CUMPLEAÑOS
Había
nacido justo para el día de su muerte, y eso le pesaba, lo arrastraba a su paso
como una inmensa bola de acero engrillada a su tobillo.
De
dónde le había llegado el presagio, nadie podría decirlo, pero para cada uno de
sus cumpleaños destrataba a cualquiera que se lo recordara, es más, para esos
días ni siquiera salía de su casa. Se vestía de negro y se acostaba en el
centro de la cama con las manos entrelazadas sobre el pecho a esperar la hora
del deceso.
Se
hacía evidente que en los últimos treinta años no había recibido la visita del
minuto final. Pero como de costumbre, al día siguiente todo continuaba como si
nada; pero ese año pasó lo inesperado: se enamoró.
El
amor, como es costumbre, le anuló los cinco sentidos, le invadió todos los
espacios y por vez primera miraba el mismo paisaje desde otra perspectiva.
Llegando
la fecha de su nuevo cumpleaños no pudo evitar los síntomas y le pareció que la
mejor determinación que podía tomar al respecto era charlar junto con su pareja
acerca del tremendo augurio.
Las
palabras de aliento no se hicieron esperar: “Este año no va a pasar lo mismo,
haremos una gran fiesta e invitaremos a todos nuestros amigos”.
La
fiesta se hizo, la casa adornada parecía un carrusel, había música –para la
sorpresa de los vecinos-, y gente que reía a carcajadas.
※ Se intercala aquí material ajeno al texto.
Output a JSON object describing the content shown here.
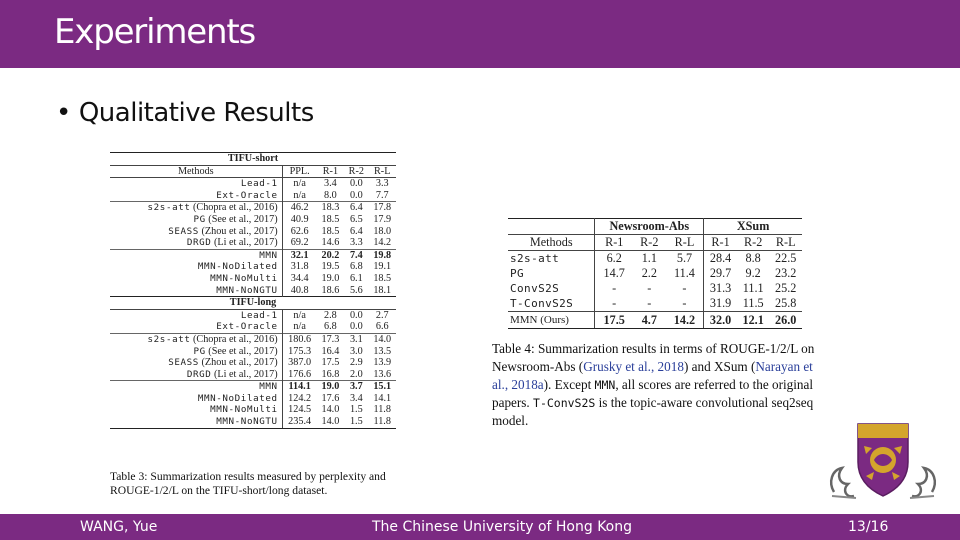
{
  "slide": {
    "title": "Experiments",
    "bullet": "Qualitative Results",
    "colors": {
      "accent": "#7b2a82",
      "link": "#2a3f9a"
    }
  },
  "table3": {
    "short_title": "TIFU-short",
    "long_title": "TIFU-long",
    "headers": [
      "Methods",
      "PPL.",
      "R-1",
      "R-2",
      "R-L"
    ],
    "short_rows": [
      [
        "Lead-1",
        "n/a",
        "3.4",
        "0.0",
        "3.3"
      ],
      [
        "Ext-Oracle",
        "n/a",
        "8.0",
        "0.0",
        "7.7"
      ],
      [
        "s2s-att (Chopra et al., 2016)",
        "46.2",
        "18.3",
        "6.4",
        "17.8"
      ],
      [
        "PG (See et al., 2017)",
        "40.9",
        "18.5",
        "6.5",
        "17.9"
      ],
      [
        "SEASS (Zhou et al., 2017)",
        "62.6",
        "18.5",
        "6.4",
        "18.0"
      ],
      [
        "DRGD (Li et al., 2017)",
        "69.2",
        "14.6",
        "3.3",
        "14.2"
      ],
      [
        "MMN",
        "32.1",
        "20.2",
        "7.4",
        "19.8"
      ],
      [
        "MMN-NoDilated",
        "31.8",
        "19.5",
        "6.8",
        "19.1"
      ],
      [
        "MMN-NoMulti",
        "34.4",
        "19.0",
        "6.1",
        "18.5"
      ],
      [
        "MMN-NoNGTU",
        "40.8",
        "18.6",
        "5.6",
        "18.1"
      ]
    ],
    "long_rows": [
      [
        "Lead-1",
        "n/a",
        "2.8",
        "0.0",
        "2.7"
      ],
      [
        "Ext-Oracle",
        "n/a",
        "6.8",
        "0.0",
        "6.6"
      ],
      [
        "s2s-att (Chopra et al., 2016)",
        "180.6",
        "17.3",
        "3.1",
        "14.0"
      ],
      [
        "PG (See et al., 2017)",
        "175.3",
        "16.4",
        "3.0",
        "13.5"
      ],
      [
        "SEASS (Zhou et al., 2017)",
        "387.0",
        "17.5",
        "2.9",
        "13.9"
      ],
      [
        "DRGD (Li et al., 2017)",
        "176.6",
        "16.8",
        "2.0",
        "13.6"
      ],
      [
        "MMN",
        "114.1",
        "19.0",
        "3.7",
        "15.1"
      ],
      [
        "MMN-NoDilated",
        "124.2",
        "17.6",
        "3.4",
        "14.1"
      ],
      [
        "MMN-NoMulti",
        "124.5",
        "14.0",
        "1.5",
        "11.8"
      ],
      [
        "MMN-NoNGTU",
        "235.4",
        "14.0",
        "1.5",
        "11.8"
      ]
    ],
    "caption": "Table 3: Summarization results measured by perplexity and ROUGE-1/2/L on the TIFU-short/long dataset."
  },
  "table4": {
    "group1": "Newsroom-Abs",
    "group2": "XSum",
    "headers": [
      "Methods",
      "R-1",
      "R-2",
      "R-L",
      "R-1",
      "R-2",
      "R-L"
    ],
    "rows": [
      [
        "s2s-att",
        "6.2",
        "1.1",
        "5.7",
        "28.4",
        "8.8",
        "22.5"
      ],
      [
        "PG",
        "14.7",
        "2.2",
        "11.4",
        "29.7",
        "9.2",
        "23.2"
      ],
      [
        "ConvS2S",
        "-",
        "-",
        "-",
        "31.3",
        "11.1",
        "25.2"
      ],
      [
        "T-ConvS2S",
        "-",
        "-",
        "-",
        "31.9",
        "11.5",
        "25.8"
      ],
      [
        "MMN (Ours)",
        "17.5",
        "4.7",
        "14.2",
        "32.0",
        "12.1",
        "26.0"
      ]
    ],
    "caption": {
      "p1": "Table 4: Summarization results in terms of ROUGE-1/2/L on Newsroom-Abs (",
      "ref1": "Grusky et al., 2018",
      "p2": ") and XSum (",
      "ref2": "Narayan et al., 2018a",
      "p3": "). Except ",
      "mmn": "MMN",
      "p4": ", all scores are referred to the original papers. ",
      "tconv": "T-ConvS2S",
      "p5": " is the topic-aware convolutional seq2seq model."
    }
  },
  "crest": {
    "icon": "university-crest-icon"
  },
  "footer": {
    "author": "WANG, Yue",
    "institution": "The Chinese University of Hong Kong",
    "page": "13/16"
  }
}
Se sacaron fotos, se
brindó a los gritos. En un momento alguien advirtió ¡La torta, traigan la
torta! Y apareció la torta sobre una mesa con ruedas y las velitas encendidas.
No
podía creer que fuese su cumpleaños y no hubiera temido el vaticinio, por
primera vez lo sentía vencido.
-¡Un
cuchillo, amor! ¡Traé un cuchillo para partir la torta!